Resolved: scope on revival

%Agentix.Scope{} is runtime ambient state (current user, db handle) and is not persisted. It is supplied per entry call: a LiveView resolution passes its own scope; a webhook or job passes what it has. Timeout-driven resolutions (the expiry job) run with a documented system scope — a tool that needs a real user scope and receives the system scope fails as a tool-error rather than guessing. Apps that need more can stash a serializable scope seed in conversations.settings, but that is app-level composition, not library machinery.

Context vs message storage

The principle that resolves the "store them together?" question: the message log is canonical; the rendered context is derived.

  • Messages (what the user said, what the model said, tool calls and results) are always logged. They define the logical conversation and are what replay reconstructs.
  • The resolved context a hook injects for a given turn (retrieval hits, memory) is a per-turn artifact — a function of the message plus external state at that instant. It does not go in the message history. Storing it inline conflates "what the user said" with "how we happened to augment that turn," bloats the canonical record, and lies on replay, because re-running the conversation should generally re-derive fresh context, not resurrect a stale snapshot.

So: messages always logged; resolved context logged separately and optionally, keyed by turn, in model_calls. That optional table is also where summarization version and evictions land (see 05), so that when someone reports "it forgot the address I gave it," you can tell whether it was compacted out or the model ignored it. The tradeoff "optional" buys is reproducibility: without recording exactly what was rendered, you cannot perfectly reconstruct why the model said what it said — valuable for evals and debugging, but it costs storage and has privacy implications, so it is off by default and switched on when evaluating.

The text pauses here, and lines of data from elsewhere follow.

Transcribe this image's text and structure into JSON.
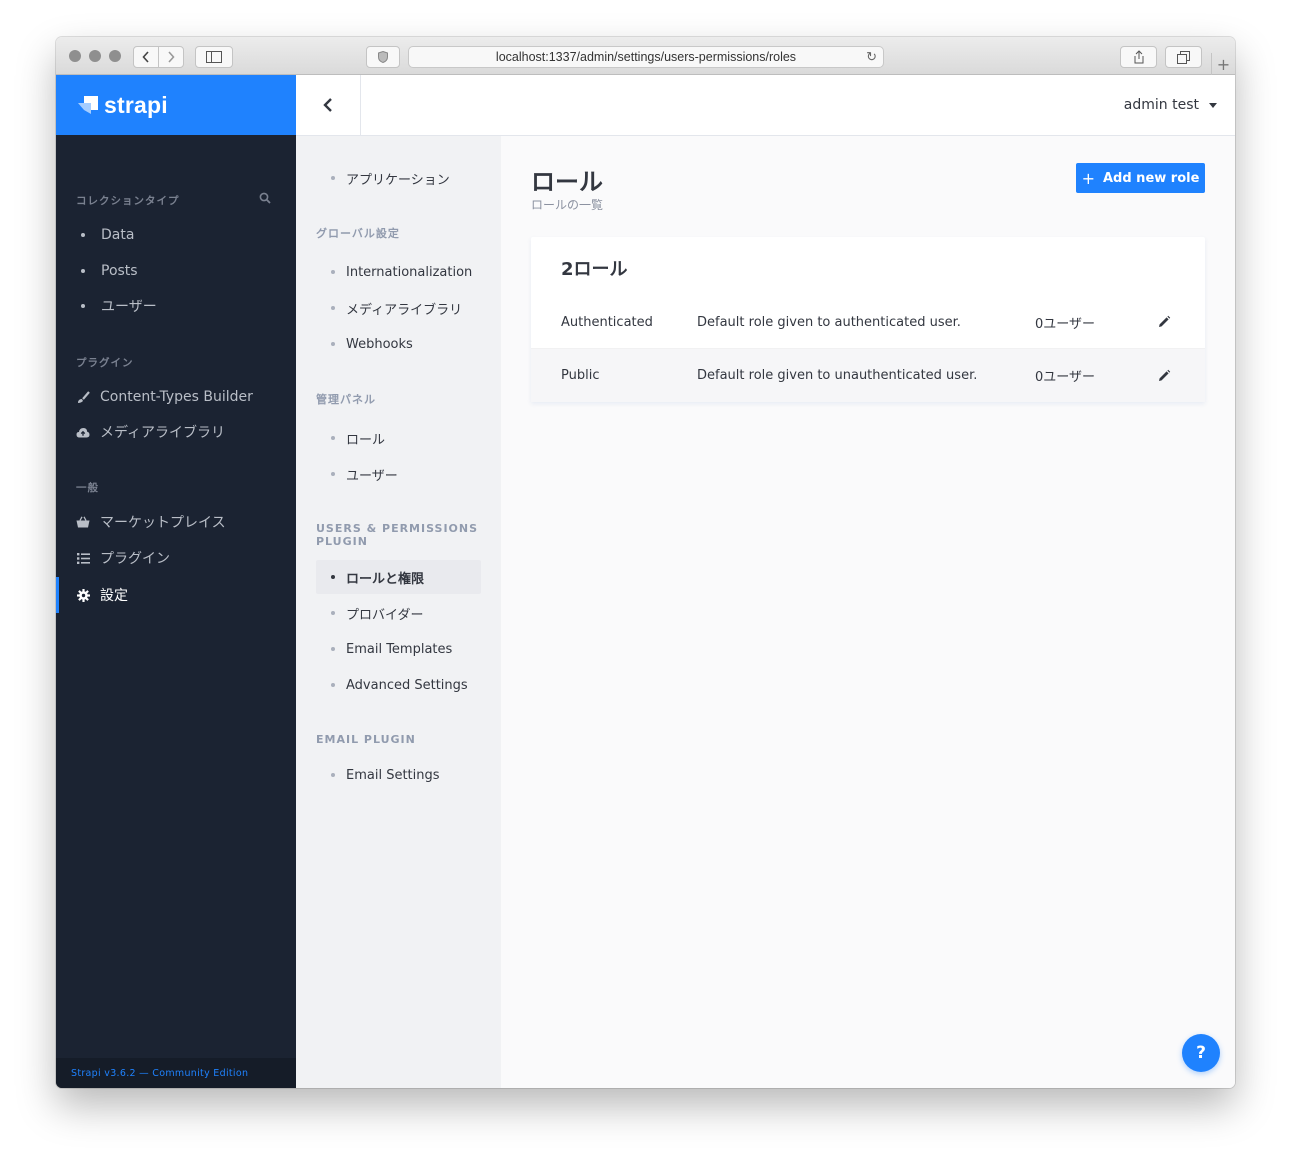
{
  "browser": {
    "url": "localhost:1337/admin/settings/users-permissions/roles"
  },
  "brand": {
    "name": "strapi"
  },
  "leftnav": {
    "collection_heading": "コレクションタイプ",
    "collections": [
      "Data",
      "Posts",
      "ユーザー"
    ],
    "plugins_heading": "プラグイン",
    "plugins": [
      "Content-Types Builder",
      "メディアライブラリ"
    ],
    "general_heading": "一般",
    "general": [
      "マーケットプレイス",
      "プラグイン",
      "設定"
    ],
    "footer": "Strapi v3.6.2 — Community Edition"
  },
  "header": {
    "user_name": "admin test"
  },
  "subnav": {
    "top_item": "アプリケーション",
    "global_heading": "グローバル設定",
    "global_items": [
      "Internationalization",
      "メディアライブラリ",
      "Webhooks"
    ],
    "admin_heading": "管理パネル",
    "admin_items": [
      "ロール",
      "ユーザー"
    ],
    "users_heading": "USERS & PERMISSIONS PLUGIN",
    "users_items": [
      "ロールと権限",
      "プロバイダー",
      "Email Templates",
      "Advanced Settings"
    ],
    "email_heading": "EMAIL PLUGIN",
    "email_items": [
      "Email Settings"
    ]
  },
  "main": {
    "title": "ロール",
    "subtitle": "ロールの一覧",
    "add_button": "Add new role",
    "card_title": "2ロール",
    "roles": [
      {
        "name": "Authenticated",
        "description": "Default role given to authenticated user.",
        "count": "0ユーザー"
      },
      {
        "name": "Public",
        "description": "Default role given to unauthenticated user.",
        "count": "0ユーザー"
      }
    ],
    "help_label": "?"
  },
  "colors": {
    "brand_blue": "#1f82fe",
    "sidebar_dark": "#1b2332",
    "subnav_bg": "#f1f2f4"
  }
}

Resolved: snapshot cadence

Event-sourced truth + snapshots as an optimization — and the compaction summaries are the snapshots. Pure replay-from-zero gets slow on long conversations; snapshot-only loses auditability. But the prefix summaries compaction already produces (see 05) are prefix snapshots of the conversation, keyed by the span of events they cover. So revival reads "latest summary + events since its span" (using fsm_state.last_seq) rather than replaying everything. One mechanism serves both compaction and snapshotting — no separate snapshot table or cadence to tune.

Resolved: model_calls GC

TTL-based, configurable, off by default. It is the fastest-growing, least- permanent table and exists only for debugging/evals, so a simple time-based drop (or a per-conversation row cap) is enough. Since the audit table itself is off by default (below), there is usually nothing to GC; when it is switched on for an eval run, the TTL keeps it from growing without bound.

Open questions

  • Multi-node persistence story (follows the addressing question in 01; out of scope for v0).